The control unit and wings can be affixed via magnets to the inside of a steel shipping container; the control unit attaches to the container's ceiling, while the two wings adhere to the side walls. All three components are connected together via CAT-5 cabling. One SMART Container can be installed within a container in 60 seconds or less, according to Sweeney—a feat he demonstrated at RFID Journal LIVE! 2009, being held this week in Orlando, Fla. ODIN Technologies unveiled its SMART Container yesterday at the event, and the new product is one of 10 finalists in the Best in Show categroy of this year's RFID Journal Awards, taking place at the conference.

The active RFID component supports both 433 MHz tags compliant with the ISO 18000-7 standard, and 2.4 GHz tags that employ an air-interface protocol compliant with the ANSI 371.1 real-time location system (RTLS) standard. The SMART Container control unit's active RFID component would send the EPC Gen 2 tag reads to an active RFID tag installed within the container. That active tag would then communicate with active RFID interrogators in yards or depots that the shipping containers move into or out of.

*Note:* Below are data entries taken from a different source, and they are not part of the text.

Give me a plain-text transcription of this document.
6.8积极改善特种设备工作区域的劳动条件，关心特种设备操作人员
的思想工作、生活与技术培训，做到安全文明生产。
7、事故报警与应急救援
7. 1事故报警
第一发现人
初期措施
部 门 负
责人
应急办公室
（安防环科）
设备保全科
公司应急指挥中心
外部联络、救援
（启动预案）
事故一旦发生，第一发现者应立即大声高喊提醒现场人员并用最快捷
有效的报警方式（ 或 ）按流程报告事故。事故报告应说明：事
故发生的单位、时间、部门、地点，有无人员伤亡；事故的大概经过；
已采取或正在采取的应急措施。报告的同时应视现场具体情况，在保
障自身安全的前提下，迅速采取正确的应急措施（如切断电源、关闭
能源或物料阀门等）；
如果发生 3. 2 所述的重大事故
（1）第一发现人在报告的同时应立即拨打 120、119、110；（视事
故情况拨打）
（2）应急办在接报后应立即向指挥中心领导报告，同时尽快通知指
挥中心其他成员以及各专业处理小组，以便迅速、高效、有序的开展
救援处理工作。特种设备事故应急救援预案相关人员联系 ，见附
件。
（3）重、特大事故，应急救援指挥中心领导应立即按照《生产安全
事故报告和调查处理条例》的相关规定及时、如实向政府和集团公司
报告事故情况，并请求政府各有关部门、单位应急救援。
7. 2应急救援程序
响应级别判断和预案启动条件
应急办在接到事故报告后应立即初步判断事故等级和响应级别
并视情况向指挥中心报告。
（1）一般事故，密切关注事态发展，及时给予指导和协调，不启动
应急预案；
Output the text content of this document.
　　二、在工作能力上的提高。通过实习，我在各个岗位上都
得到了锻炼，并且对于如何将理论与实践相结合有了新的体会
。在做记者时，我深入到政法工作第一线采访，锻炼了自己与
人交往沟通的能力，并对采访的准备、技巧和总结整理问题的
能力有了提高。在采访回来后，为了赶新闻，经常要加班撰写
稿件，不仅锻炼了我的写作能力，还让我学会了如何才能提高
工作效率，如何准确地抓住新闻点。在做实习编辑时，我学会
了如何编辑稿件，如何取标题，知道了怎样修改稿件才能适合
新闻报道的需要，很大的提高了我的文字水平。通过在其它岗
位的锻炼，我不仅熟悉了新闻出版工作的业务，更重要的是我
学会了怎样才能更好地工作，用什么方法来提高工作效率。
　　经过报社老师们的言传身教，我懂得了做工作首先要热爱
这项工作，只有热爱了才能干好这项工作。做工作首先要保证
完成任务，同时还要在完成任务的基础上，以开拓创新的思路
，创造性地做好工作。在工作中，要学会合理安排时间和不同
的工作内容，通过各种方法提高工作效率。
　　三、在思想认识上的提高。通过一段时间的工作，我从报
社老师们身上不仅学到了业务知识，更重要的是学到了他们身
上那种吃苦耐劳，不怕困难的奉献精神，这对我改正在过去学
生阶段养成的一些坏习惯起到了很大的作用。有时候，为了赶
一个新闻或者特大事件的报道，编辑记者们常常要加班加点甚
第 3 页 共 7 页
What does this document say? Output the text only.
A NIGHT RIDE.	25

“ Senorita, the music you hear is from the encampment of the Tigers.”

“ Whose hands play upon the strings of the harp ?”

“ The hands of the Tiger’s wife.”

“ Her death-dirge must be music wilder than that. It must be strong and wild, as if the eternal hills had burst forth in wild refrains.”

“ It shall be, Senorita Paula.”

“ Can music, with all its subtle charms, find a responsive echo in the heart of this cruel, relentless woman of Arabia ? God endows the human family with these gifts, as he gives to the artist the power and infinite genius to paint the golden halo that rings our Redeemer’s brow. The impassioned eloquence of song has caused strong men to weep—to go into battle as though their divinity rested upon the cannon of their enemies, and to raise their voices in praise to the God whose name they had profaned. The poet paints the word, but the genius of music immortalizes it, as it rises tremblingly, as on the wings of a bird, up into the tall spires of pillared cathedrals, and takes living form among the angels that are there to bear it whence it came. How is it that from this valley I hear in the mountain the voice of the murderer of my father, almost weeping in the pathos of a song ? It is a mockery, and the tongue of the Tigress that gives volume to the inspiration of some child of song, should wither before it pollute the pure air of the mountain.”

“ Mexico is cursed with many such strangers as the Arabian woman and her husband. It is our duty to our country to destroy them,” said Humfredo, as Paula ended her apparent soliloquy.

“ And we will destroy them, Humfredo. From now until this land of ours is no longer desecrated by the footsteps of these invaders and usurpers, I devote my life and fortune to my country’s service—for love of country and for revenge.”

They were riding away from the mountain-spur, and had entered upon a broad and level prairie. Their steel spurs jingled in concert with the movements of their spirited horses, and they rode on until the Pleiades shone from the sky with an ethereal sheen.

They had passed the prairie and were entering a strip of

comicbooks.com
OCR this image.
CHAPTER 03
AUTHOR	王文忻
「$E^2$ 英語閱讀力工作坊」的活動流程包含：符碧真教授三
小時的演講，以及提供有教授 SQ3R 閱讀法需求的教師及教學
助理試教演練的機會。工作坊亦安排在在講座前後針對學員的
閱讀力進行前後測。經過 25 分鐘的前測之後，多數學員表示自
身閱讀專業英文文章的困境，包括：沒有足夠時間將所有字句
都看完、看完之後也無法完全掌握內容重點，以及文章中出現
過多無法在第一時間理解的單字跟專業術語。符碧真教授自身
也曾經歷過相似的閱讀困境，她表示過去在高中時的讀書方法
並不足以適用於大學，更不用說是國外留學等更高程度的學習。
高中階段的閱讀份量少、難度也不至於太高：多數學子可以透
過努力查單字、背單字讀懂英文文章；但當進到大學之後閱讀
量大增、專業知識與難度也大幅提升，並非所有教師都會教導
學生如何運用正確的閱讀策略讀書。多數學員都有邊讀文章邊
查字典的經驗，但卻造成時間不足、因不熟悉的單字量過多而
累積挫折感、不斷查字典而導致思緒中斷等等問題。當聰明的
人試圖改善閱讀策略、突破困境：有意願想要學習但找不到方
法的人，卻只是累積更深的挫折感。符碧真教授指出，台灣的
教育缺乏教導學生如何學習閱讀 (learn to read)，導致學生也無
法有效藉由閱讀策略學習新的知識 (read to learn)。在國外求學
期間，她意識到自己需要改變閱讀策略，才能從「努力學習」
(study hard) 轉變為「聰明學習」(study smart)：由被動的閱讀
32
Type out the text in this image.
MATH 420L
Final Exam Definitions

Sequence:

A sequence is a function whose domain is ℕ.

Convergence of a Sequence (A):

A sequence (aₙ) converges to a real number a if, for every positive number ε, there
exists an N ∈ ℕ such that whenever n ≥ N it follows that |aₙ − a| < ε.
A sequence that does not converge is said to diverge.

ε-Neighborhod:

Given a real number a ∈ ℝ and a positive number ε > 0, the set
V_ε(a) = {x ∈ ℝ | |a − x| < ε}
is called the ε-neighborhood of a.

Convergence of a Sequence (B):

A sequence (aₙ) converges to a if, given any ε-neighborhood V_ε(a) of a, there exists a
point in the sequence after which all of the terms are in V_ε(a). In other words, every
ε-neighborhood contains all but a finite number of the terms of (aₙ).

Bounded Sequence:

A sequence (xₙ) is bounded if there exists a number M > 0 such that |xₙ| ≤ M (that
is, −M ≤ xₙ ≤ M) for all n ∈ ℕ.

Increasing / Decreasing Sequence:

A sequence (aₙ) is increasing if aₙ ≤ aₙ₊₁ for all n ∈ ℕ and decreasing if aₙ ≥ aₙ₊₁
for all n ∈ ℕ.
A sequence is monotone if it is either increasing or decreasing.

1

For now, the control unit must be manually programmed to communicate via either active RFID, satellite or cellular technologies. According to Sweeney, ODIN Technologies is currently working on a second generation of the system that would first search for active RFID, then cellular and then satellite connectivity (the most expensive form of communications). The unit can be programmed to activate at intervals to transmit the passive tag reads culled from inside the container. GPS coordinates are regularly sent to the control unit, which are then sent back out during designated times configured into the unit, via the specified communications.

Although the SMART Container is new, Sweeney says the system has been tested for approximately 18 months by the U.S. Naval Facilities Engineering Command's U.S. Naval Construction Force, known as Seabees. The Seabees construct bases, roadways and airstrips, as well as other construction projects supporting the military, and have been using the SMART Containers to track tools and equipment within mobile warehouses that are shipped around the United States from Gulfport, Miss.

In addition, ODIN Technologies is testing the SMART Container with an electronics manufacturer (which Sweeney is not at liberty to name) to track the contents of 400 tagged items in a shipping container. The container, which departed on Apr. 19 and is slated to arrive overseas on May 4, can be tracked at ODIN's Web site.